I’ve been tweeting regularly for about a month. I’m learning quickly that Twitter is more than 140 character updates; it is a way to ask questions, learn about people’s interests and get a conversation going. One of the biggest conversations going on right now is about the midterm elections. Republicans, Democrats and Independents are sharing insights about campaign strategy, healthcare legislation, environmental policy and many other topics affecting the upcoming elections.
Richard Adams of The Guardian has an excellent live blog that features news and insights about the midterm election Twitter conversation: http://tiny.cc/4swbt. Campaign advertising is a recurring topic in the twittersphere.
Adams cites polling guru, Nate Silver’s recent tweet:
“There’s a good argument to be made that Whitman and McMahon would be better off if they’d run fewer commercials.”
I could not agree more! When someone runs for office, he or she is representing the people. Instead of attacking opponents, let’s try to bridge the gap between the “average Joe” and “Senator X.” There are many candidates who are taking advantage of new media—creating Facebook and Twitter accounts, posting pictures, writing blogs and responding to inquiries at iTownhall meetings.
I’m not completely discrediting traditional media. Campaign advertisements do have a large effect on certain demographics. In his blog, Adams cites a Harvard poll that looks at the 18-29 year-old demographic. Just 40% will definitely vote in November and just 25% say they are politically engaged.
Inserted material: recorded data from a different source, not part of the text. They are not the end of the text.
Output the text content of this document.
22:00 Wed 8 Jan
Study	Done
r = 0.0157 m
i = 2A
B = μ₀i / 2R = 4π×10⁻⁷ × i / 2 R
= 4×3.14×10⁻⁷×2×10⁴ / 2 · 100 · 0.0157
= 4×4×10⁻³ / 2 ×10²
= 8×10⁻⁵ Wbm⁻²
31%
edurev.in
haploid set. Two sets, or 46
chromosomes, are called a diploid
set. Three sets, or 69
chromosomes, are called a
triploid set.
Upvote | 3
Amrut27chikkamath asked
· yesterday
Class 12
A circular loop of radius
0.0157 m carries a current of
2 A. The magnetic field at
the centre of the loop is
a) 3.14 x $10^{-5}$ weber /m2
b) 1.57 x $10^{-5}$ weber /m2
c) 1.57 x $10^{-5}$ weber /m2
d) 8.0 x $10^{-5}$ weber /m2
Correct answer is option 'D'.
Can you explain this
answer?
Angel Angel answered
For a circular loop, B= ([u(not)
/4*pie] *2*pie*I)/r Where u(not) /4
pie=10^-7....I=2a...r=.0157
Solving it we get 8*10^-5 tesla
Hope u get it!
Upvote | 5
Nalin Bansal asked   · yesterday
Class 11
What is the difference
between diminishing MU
College students are one of the largest groups using social media tools, so why wouldn’t a candidate jump on the Twitter bandwagon? I just feel, especially with young college students, there is a need for authenticity and transparency. I want to be able to interact with the candidate. I want to know that someone is listening.
If candidates are looking to motivate young people to get to the polls, then they should do just that—motivate! Motivation is not found in petty attack ads; it is found in authentic conversation that gives a reason as to why it is important to support or oppose a particular candidate.